AUTODESK EVENT ANALYSIS
Incident Number: #COE-INC113840
Incident Date: December 7, 2024
Summary
Between December 7, 2024 at 11:49 PM PST and December 8, 2024 at 10:37 AM PST, customers using the Autodesk Fusion Home tab ‘search panel’ experienced timeouts or significant latency in search results.
Impacted Services
Root Cause
- After implementation of a planned change to resize Fusion Folders and Files Search cluster for better performance, the cluster started showing very high CPU resource utilization.
- On further analysis, it was discovered that the search process was getting bottlenecked on memory resources, resulting in frequent memory cleanups and very high CPU utilization.
- This led to significant resource constraints, causing high latency and timeouts on user-initiated search requests.
Autodesk Actions
Autodesk has completed a post-incident analysis of the event and identified actions to be taken.

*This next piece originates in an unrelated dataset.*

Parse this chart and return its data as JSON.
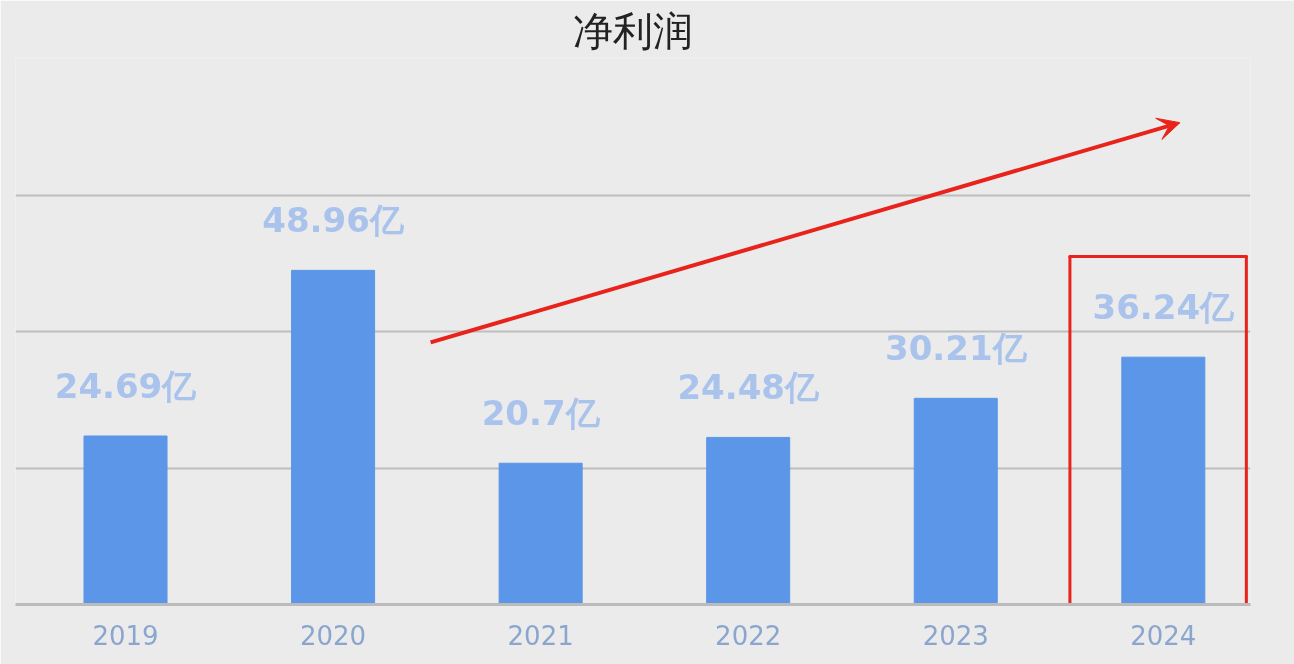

These include the following:
- Immediate Action:
o Scaled out the Search cluster.
- Short term:
o Enchance monitoring and alerting on the Fusion Folders and Files search cluster for faster detection of issues.
o Improve stakeholder communication about major changes in production environment.
o Keep cloud service provider on standby during high impact changes.
- Long term:
o Simulate cluster scaling exercises in lower environments.
o Engage with cloud service provider for faster scale up/scale out options.
o Stricter review of the deployment procedures including:
-Time to complete the change.
-Backout/rollback plan – documented, reviewed, timed, and tested.
-Post deployment testing and monitoring.
Thank you for your patience and understanding.